North Korea says it will reconsider the trust-building measures it has taken on its own initiative with the United States, hinting that it will restart nuclear and ICBM testing.
North Korean's state-run Korean Central News Agency reported that leader Kim Jong Un presided over a meeting of the ruling Workers' Party's political bureau on Wednesday.
The agency said, "The hostile policy and military threat by the US have reached a danger line that cannot be overlooked anymore," citing military exercises by the US around the Korean Peninsula as well as stronger sanctions.
KCNA reported that the country is preparing for a long-term confrontation with the US.
The agency also said the political bureau gave instructions to promptly examine restarting all temporarily suspended activities.

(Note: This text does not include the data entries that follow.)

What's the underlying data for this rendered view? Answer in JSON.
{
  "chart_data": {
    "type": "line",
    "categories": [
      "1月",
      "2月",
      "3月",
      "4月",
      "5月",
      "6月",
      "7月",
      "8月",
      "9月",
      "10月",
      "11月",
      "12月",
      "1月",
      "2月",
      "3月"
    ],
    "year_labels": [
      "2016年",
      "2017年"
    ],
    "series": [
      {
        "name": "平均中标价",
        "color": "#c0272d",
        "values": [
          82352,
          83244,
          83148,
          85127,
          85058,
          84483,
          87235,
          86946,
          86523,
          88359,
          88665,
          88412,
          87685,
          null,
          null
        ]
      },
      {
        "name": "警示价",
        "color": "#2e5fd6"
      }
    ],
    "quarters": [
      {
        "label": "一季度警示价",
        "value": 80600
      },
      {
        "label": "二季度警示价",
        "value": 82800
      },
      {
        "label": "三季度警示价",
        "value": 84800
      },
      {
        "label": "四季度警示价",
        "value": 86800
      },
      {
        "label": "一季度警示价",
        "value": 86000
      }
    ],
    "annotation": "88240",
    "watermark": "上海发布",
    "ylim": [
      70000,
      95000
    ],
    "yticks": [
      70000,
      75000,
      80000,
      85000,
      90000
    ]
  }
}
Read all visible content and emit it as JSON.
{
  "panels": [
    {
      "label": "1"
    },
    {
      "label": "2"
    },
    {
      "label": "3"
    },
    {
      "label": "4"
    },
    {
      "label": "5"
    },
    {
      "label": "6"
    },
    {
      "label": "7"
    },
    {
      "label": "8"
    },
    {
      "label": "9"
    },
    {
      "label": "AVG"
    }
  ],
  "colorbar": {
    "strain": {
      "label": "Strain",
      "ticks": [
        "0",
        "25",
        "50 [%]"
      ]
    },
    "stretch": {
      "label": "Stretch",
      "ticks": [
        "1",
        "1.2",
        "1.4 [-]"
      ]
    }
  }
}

North Korea had announced a unilateral nuclear and ICBM testing moratorium ahead of the historic first summit between Kim and then-US President Donald Trump in April 2018.
North Korea has indicated that it intends to boost its nuclear and ballistic missile programs in line with its five-year plan to bolster its defense capabilities. This year it has already carried out four tests, firing six ballistic missiles.
The country expressed its opposition to sanctions imposed by the US on January 12 in response to the North's nuclear and missile development.
The latest move by the North is believed to be aimed at keeping the administration of US President Joe Biden in check as January 20 marks the first anniversary of Biden's inauguration.